L’avancée des terres agricoles menace la biodiversité

Le rythme moyen du déboisement a été de 130 000 kilomètres carrés au cours des cinq dernières années.
Photo: Agence France-Presse (photo) Romeo Gacad Le rythme moyen du déboisement a été de 130 000 kilomètres carrés au cours des cinq dernières années.

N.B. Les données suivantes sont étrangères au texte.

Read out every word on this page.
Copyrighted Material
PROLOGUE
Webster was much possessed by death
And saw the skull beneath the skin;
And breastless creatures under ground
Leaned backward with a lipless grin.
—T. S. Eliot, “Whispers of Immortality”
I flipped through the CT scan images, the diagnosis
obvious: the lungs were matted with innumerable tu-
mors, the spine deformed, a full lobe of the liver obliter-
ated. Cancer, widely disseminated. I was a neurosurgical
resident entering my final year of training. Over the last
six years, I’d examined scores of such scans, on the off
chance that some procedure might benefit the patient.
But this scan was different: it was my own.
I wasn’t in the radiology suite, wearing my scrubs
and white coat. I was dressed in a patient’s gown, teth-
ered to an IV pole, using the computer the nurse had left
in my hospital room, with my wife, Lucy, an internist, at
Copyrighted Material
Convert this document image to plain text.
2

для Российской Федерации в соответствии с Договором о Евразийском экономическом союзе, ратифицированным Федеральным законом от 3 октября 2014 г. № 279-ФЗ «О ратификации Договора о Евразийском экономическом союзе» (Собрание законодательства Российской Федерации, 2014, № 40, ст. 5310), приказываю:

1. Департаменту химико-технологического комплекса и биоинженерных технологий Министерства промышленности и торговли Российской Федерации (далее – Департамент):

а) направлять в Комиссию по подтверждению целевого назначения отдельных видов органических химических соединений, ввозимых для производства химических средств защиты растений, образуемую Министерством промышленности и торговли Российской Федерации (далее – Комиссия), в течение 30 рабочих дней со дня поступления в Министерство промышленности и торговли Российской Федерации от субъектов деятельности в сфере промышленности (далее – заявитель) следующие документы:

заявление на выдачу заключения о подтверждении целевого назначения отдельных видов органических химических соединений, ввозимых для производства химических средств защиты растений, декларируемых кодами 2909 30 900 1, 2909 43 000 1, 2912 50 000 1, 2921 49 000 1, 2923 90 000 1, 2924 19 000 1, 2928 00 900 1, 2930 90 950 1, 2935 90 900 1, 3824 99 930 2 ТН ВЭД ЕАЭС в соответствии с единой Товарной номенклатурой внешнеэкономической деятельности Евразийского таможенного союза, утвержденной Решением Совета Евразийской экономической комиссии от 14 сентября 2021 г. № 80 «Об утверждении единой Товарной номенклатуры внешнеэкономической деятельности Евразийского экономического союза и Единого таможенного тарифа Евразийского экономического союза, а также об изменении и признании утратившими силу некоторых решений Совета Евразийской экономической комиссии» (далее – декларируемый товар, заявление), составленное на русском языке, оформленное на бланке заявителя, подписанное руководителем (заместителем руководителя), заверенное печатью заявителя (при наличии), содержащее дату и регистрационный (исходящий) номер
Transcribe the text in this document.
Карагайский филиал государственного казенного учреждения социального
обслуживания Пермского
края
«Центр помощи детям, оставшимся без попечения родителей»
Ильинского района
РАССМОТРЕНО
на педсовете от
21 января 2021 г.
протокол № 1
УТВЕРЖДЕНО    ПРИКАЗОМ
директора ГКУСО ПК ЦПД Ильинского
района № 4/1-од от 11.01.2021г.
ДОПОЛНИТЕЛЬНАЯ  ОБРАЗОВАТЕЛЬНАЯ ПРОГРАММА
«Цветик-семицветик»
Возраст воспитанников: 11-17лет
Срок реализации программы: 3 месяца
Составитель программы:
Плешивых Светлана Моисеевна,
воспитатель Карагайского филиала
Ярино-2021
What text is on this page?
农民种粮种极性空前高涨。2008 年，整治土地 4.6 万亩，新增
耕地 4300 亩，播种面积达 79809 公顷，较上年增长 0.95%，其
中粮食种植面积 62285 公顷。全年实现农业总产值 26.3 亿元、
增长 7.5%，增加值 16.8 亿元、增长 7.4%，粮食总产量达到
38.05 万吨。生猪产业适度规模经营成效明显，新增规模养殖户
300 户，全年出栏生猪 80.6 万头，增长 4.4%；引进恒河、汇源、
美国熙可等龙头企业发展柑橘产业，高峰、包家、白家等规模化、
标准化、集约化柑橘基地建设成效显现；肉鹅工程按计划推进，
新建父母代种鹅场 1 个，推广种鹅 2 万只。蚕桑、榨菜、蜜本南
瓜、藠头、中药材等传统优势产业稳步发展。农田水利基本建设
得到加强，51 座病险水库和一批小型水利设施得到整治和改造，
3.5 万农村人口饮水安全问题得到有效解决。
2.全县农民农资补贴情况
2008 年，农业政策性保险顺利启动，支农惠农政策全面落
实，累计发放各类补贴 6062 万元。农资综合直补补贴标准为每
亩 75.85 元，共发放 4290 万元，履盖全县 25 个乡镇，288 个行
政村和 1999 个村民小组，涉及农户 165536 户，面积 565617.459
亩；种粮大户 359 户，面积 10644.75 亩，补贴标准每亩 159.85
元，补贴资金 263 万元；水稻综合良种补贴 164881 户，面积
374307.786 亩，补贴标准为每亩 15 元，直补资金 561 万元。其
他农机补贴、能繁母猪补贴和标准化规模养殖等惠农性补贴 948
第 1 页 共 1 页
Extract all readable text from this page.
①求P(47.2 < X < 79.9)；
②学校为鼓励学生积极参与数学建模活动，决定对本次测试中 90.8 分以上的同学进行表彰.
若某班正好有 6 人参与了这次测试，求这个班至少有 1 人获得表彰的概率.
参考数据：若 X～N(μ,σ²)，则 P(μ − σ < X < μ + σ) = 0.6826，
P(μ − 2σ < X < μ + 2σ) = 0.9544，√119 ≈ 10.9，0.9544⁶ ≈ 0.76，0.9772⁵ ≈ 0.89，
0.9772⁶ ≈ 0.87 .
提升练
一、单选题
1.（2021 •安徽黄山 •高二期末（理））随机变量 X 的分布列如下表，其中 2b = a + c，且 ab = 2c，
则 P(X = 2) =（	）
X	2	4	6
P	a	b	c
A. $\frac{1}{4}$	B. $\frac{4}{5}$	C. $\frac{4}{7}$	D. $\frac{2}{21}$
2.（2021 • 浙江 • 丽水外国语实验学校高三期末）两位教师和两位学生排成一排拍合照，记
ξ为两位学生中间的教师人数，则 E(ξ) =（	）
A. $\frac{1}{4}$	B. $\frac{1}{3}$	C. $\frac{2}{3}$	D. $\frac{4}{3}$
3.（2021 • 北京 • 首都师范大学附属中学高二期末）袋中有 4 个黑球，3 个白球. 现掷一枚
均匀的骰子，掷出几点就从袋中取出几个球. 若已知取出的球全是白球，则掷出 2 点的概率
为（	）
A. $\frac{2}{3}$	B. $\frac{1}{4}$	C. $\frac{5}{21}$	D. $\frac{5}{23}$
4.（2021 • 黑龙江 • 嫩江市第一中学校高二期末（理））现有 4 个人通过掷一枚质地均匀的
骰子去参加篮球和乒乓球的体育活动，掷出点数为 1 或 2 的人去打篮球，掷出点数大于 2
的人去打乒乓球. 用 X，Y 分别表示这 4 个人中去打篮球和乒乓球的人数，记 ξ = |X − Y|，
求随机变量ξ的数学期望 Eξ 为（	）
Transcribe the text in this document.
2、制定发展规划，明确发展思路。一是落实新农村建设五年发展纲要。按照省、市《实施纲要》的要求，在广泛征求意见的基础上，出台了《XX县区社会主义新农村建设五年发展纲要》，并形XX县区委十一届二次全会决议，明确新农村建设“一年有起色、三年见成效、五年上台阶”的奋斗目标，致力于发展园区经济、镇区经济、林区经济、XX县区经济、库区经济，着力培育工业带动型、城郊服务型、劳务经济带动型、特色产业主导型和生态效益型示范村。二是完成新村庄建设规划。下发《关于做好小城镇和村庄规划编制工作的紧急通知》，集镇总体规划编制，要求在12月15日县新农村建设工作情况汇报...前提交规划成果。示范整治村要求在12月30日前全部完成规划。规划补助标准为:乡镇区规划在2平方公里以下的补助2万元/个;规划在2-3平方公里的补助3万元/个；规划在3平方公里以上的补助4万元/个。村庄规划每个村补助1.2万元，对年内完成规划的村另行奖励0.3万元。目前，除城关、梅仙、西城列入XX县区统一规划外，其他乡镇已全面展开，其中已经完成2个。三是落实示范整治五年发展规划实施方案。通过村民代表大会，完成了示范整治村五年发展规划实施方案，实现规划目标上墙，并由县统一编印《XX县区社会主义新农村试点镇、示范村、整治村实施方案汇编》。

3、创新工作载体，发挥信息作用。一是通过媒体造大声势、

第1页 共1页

Au rythme où l’humanité détruit les terres naturelles du globe pour faire davantage de place à l’agriculture, près de 10 millions de kilomètres carrés de ces terres disparaîtront d’ici 2050, prévient le Programme des Nations Unies pour l’environnement (PNUE) dans un nouveau rapport.

 

« Le passage à des régimes plus riches en protéines dans les pays en développement et une plus grande demande de biocarburants et de biomatériaux, surtout dans les pays développés, augmentent la demande de terres », fait valoir le PNUE dans le rapport intitulé « Assessing Global Land Use : Balancing Consumption with Sustainable Supply ».

 

S’ajoute à cela une croissance démographique importante. En fait, la population mondiale devrait atteindre les neuf milliards d’individus d’ici 2050. Si la tendance actuelle se maintient, l’expansion nette des terres agricoles se situera donc entre 1,2 et 5 millions de kilomètres carrés au cours de la même période.

 

Répondre à cette demande sera très coûteux d’un point de vue environnemental. « La nécessité de nourrir une population grandissante au niveau planétaire conduit à la destruction de toujours plus de savanes, prairies et forêts mondiales pour les convertir en terres agricoles », constate l’organe onusien.

 

À titre d’exemple, le rythme moyen du déboisement a été de 130 000 kilomètres carrés au cours des cinq dernières années. La dégradation de l’environnement et la perte de biodiversité massives qui en résultent touchent déjà, selon les estimations, 23 % des sols mondiaux.


Freiner l’expansion

 

Selon le PNUE, il faudrait donc parvenir à stopper l’expansion des terres cultivées pour atteindre l’objectif visant à freiner la perte mondiale de biodiversité d’ici à 2020. Or, entre 1961 et 2007, les terres cultivées ont progressé de 11 %, et cette progression ne montre aucun signe de ralentissement.

 

« Au cours des cinquante dernières années, le monde a été le théâtre d’un recul d’une ampleur sans précédent des services et fonctions des écosystèmes terrestres. Des forêts et des zones humides ont été converties en terres agricoles pour nourrir une population de plus en plus nombreuse », a commenté le secrétaire général adjoint de l’ONU et directeur exécutif du PNUE, Achim Steiner, par voie de communiqué.

 

Il faut donc, selon l’organe onusien, développer des moyens de protéger les terres agricoles actuellement disponibles, mais aussi mieux les utiliser. Il importe, par exemple, d’augmenter le rendement dans des régions comme l’Afrique subsaharienne ou certains pays d’Asie.

 

Le rapport souligne par ailleurs que les problèmes auxquels le monde est confronté « tiennent essentiellement à des niveaux de consommation non viables et disproportionnés ». Les auteurs rappellent ainsi que, dans les pays riches, « seulement quelques instruments d’action visent à lutter contre les habitudes de consommation excessive et les structures qui les encouragent ».

 

Certains montrent aussi du doigt le gaspillage alimentaire mondial, qui équivaut à jeter à la poubelle 30 % de toute la production planétaire. Et l’on ignore dans quelle mesure les bouleversements climatiques viendront perturber la production agricole au cours des prochaines années.